El Salvador Vice President Félix Ulloa admitted that the government has made mistakes in the ongoing battle with criminal gangs in the country. However, he clarified that these errors have not compromised the country's democracy to consolidate power.

Ulloa, who is currently on a temporary leave to run for reelection, defended the current administration on Tuesday and said the controversial crackdown on the gangs will persist until El Salvador successfully addresses the issue of these criminal groups in the country.

He also said he will be reelected easily alongside President Nayib Bukele, who is also on leave to seek reelection.

Slated for Feb. 4, El Salvador's general election will determine not only the country's next president and vice president but also the 60 deputies of the legislative assembly. Later, on March 3, another poll will occur, this time for the selection of all 44 mayors and municipal councils.

The vice president admitted that the government has done mass detention of citizens who have not committed any crime, noting that the administration is in the process of correcting that. However, he said he believes that these actions are justified and "legal."

"There is no perfect work by humans. Look at the big picture," he said, as per AP News. "Understand what this country is doing when we have defended people and the human rights of millions of Salvadorans whose rights were being violated by criminal structures."

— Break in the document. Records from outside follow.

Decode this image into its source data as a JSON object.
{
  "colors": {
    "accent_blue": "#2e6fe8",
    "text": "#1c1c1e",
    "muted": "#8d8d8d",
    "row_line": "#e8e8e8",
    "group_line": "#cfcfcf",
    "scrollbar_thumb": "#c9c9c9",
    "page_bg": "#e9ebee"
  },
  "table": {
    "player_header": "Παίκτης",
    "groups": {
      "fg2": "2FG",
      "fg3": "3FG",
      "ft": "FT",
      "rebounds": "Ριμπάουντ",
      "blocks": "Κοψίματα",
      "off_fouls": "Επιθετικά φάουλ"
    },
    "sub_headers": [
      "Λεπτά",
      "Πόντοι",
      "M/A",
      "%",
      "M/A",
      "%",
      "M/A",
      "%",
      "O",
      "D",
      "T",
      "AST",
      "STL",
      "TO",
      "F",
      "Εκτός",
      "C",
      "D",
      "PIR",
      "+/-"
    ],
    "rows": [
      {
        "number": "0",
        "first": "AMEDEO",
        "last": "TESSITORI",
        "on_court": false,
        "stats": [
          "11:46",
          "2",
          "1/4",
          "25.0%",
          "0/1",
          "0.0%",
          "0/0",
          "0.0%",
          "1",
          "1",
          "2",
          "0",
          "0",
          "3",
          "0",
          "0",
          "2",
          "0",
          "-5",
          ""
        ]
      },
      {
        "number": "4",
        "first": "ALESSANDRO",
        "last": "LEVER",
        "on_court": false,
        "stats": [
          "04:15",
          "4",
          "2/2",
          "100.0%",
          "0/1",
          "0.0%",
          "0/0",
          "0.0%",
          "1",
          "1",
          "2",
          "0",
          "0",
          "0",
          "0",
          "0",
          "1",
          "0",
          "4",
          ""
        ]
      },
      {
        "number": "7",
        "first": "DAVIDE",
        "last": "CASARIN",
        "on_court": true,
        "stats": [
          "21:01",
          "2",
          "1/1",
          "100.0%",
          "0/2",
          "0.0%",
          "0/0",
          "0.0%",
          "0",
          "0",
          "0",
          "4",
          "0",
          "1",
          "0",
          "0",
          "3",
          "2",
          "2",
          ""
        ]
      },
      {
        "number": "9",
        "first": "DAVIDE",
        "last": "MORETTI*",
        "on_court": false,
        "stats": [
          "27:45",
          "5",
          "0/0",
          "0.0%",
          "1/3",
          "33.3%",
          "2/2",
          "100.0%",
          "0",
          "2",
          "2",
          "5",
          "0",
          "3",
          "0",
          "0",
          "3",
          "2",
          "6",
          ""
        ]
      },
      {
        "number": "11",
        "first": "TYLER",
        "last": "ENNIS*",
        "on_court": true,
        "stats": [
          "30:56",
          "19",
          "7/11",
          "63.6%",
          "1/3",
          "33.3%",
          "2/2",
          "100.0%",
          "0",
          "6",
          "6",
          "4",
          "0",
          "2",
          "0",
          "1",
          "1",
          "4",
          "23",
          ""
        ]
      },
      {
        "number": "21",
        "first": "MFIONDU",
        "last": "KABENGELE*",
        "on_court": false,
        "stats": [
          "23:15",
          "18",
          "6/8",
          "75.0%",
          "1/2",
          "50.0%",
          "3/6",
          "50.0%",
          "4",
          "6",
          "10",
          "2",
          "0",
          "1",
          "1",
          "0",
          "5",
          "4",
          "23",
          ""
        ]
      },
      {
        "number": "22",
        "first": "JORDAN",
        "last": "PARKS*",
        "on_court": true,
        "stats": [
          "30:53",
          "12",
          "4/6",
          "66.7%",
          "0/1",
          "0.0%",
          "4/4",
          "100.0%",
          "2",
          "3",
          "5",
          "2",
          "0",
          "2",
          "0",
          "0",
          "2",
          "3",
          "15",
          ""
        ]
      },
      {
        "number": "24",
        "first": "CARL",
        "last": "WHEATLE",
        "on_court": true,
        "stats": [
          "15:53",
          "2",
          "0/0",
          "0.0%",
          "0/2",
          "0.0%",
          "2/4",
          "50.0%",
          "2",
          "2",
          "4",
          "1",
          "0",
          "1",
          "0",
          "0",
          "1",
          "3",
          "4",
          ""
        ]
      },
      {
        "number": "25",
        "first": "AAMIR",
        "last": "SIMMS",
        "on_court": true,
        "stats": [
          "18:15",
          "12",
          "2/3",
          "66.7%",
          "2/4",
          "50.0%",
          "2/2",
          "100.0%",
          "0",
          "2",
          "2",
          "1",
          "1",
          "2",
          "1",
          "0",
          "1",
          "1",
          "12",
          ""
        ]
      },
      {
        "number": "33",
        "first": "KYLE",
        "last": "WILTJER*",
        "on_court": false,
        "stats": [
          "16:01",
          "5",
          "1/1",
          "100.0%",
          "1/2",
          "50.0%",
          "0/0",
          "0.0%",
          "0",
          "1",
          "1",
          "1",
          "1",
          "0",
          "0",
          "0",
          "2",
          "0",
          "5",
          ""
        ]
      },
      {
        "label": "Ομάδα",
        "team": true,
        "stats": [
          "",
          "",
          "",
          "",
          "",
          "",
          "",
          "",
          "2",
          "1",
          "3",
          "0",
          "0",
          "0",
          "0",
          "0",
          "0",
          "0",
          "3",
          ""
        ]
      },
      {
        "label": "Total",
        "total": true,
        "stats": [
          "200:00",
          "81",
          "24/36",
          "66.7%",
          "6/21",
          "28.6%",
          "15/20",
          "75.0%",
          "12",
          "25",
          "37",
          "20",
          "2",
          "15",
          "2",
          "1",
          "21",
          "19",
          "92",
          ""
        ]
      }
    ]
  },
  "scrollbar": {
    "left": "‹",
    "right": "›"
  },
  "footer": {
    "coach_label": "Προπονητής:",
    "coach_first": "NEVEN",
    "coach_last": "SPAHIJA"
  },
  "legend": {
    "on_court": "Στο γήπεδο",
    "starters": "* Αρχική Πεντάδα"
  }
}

Human rights group Amnesty International issued a report last month claiming that almost 74,000 individuals have been put behind bars and subjected to "systematic use of torture and other mistreatment" since March 2022.

Ulloa acknowledged that in some cases, officials might have asked the security forces to meet quotas of detentions, clarifying that these orders have not been given by any government executive or policy.

"There is no police state," he said. "Not a single right has been suspended in El Salvador. No public liberty has ever been suspended because of the state of emergency."

The vice president then pointed out that the state of emergency will remain until the government declares that it is no longer required.

"When we declare the country free of gangs, of criminals, of criminal structures, there will be no reason to have a state of emergency," he explained.

El Salvador's parliament approved the state of emergency on March 27, 2022, after police reported 62 murders in a single day on March 20, which marked the most violent day in the Latin American country in the last 30 years.

Talking about the upcoming elections, a survey by Francisco Gavidia University showed Bukele holds a strong lead ahead of his bid next month to win reelection.